Taking Control Of Those Silent Killers

Taking Control Of Those Silent Killer

Are you aware of the silent killers that may be doing their dirty work inside your body?


As we grow older, we become more susceptible to elevated blood pressure levels.

A person suffering from high blood pressure is vulnerable to a lot of dangers, and some of them can be very fatal.

Statistics show that 1 out of every 3 people over the age of 21 suffer from hypertension, the medical term for chronic high blood pressure. The percentage increases as the age group grows older.

For example, 3 out of 5 people above the age of 35 have to experience episodes of high blood pressure and 3 out of 4 people above the age of 50 have to suffer the same fate.

Let’s look at the age group below 40 because it is a demographic of particular interest given the wide discrepancy in results regarding cases of hypertension. Some people below the age of 40 have to live with hypertension and there are some people belonging to the same age group that do not experience any problems with high blood pressure.

What causes the difference?

Lifestyle has a lot to do with not developing high blood pressure.

People who follow the proper diet and exercise regularly are less likely to develop chronic high blood pressure. People who do not get adequate sleep are more likely to develop high blood pressure.

Risk factors for high blood pressure do play a role. The chances of a person developing chronic high blood pressure increases with the presence of these risk factors.

There are two kinds of risk factors: those within our control and those beyond our control.

The following are the controllable risk factors:

– Weight. Subjects above their ideal body mass index (BMI) are more likely to develop chronic high blood pressure. The dangers increase with every point above the ideal BMI. The high blood pressure risk calculator used by the American Heart Association, in fact, considers the subject’s BMI as a critical factor in determining potential dangers.

Alcohol Consumption- Directly proportional to high blood pressure readings is the amount of alcohol in the subject’s system. Moderate intake of alcohol can dramatically improve a person’s blood pressure measurements.

Salt Intake- The cardinal rule for individuals Remember the cardinal rule for people with hypertension? Stay away from salt. Even a few grains of salt can be deadly. Sodium in the blood invites water in the blood.

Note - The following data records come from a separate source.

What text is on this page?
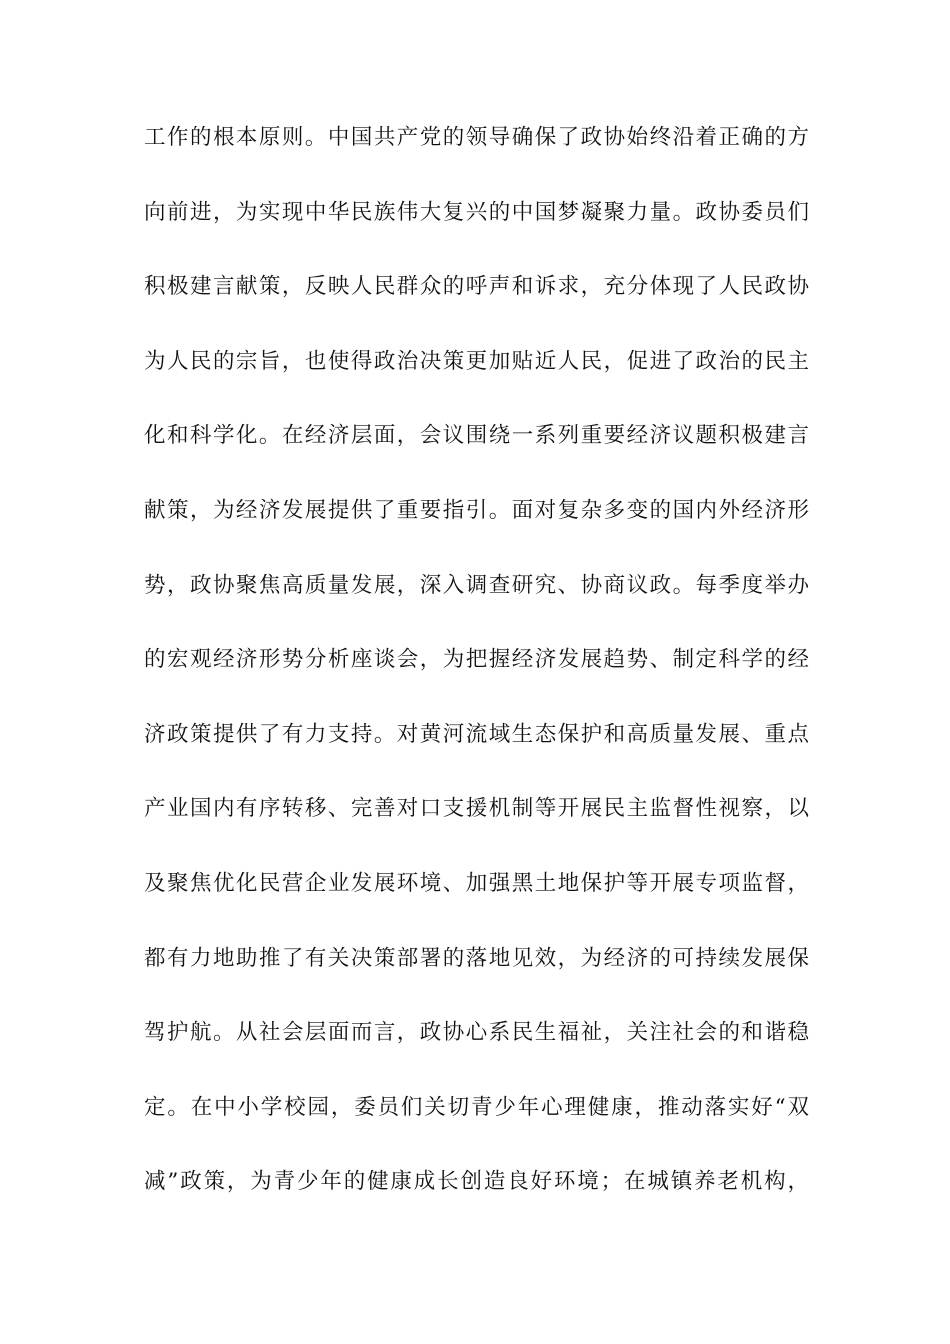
工作的根本原则。中国共产党的领导确保了政协始终沿着正确的方
向前进，为实现中华民族伟大复兴的中国梦凝聚力量。政协委员们
积极建言献策，反映人民群众的呼声和诉求，充分体现了人民政协
为人民的宗旨，也使得政治决策更加贴近人民，促进了政治的民主
化和科学化。在经济层面，会议围绕一系列重要经济议题积极建言
献策，为经济发展提供了重要指引。面对复杂多变的国内外经济形
势，政协聚焦高质量发展，深入调查研究、协商议政。每季度举办
的宏观经济形势分析座谈会，为把握经济发展趋势、制定科学的经
济政策提供了有力支持。对黄河流域生态保护和高质量发展、重点
产业国内有序转移、完善对口支援机制等开展民主监督性视察，以
及聚焦优化民营企业发展环境、加强黑土地保护等开展专项监督，
都有力地助推了有关决策部署的落地见效，为经济的可持续发展保
驾护航。从社会层面而言，政协心系民生福祉，关注社会的和谐稳
定。在中小学校园，委员们关切青少年心理健康，推动落实好“双
减”政策，为青少年的健康成长创造良好环境；在城镇养老机构，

And water in the blood would require the heart to exert more effort, resulting in high blood pressure.

Sedentary Lifestyle- People who live a “lazy” lifestyle are more prone to being obese and to developing heart diseases.

Stress- Stress forces the body to release epinephrine which constricts the blood vessels and elevates blood pressure readings.

The risk factors above can easily be remedied by adopting the disciple necessary for a healthier lifestyle.
Unfortunately, there are also uncontrollable risk factors such as the following:

Genetics- Indeed, hypertension can be embedded on your DNA. It can be passed on from generation to generation.

Age- Most people experience their most serious bouts of high blood pressure beyond the age of 35.

Gender- Men are more likely to develop hypertension at an earlier age. Women are more likely to acquire chronic high blood pressure during the years post-menopause.

Race- Studies reveal that black people are more likely to develop hypertension than Caucasians. They also tend to suffer more severe cases of high blood pressure.

Knowing the risk factors associated with hypertension is half the battle.

The question now is, what are you going to do with such knowledge?

The first step is accepting you may have a problem, then taking action by monitoring your blood pressure at home as well as working closely with your doctor to achieve optimal blood pressure and start living a longer healthier life.

Today, start taking an active role in achieving optimal health.

Learn to check your blood pressure at home and give yourself the chance to live a happier, healthier life.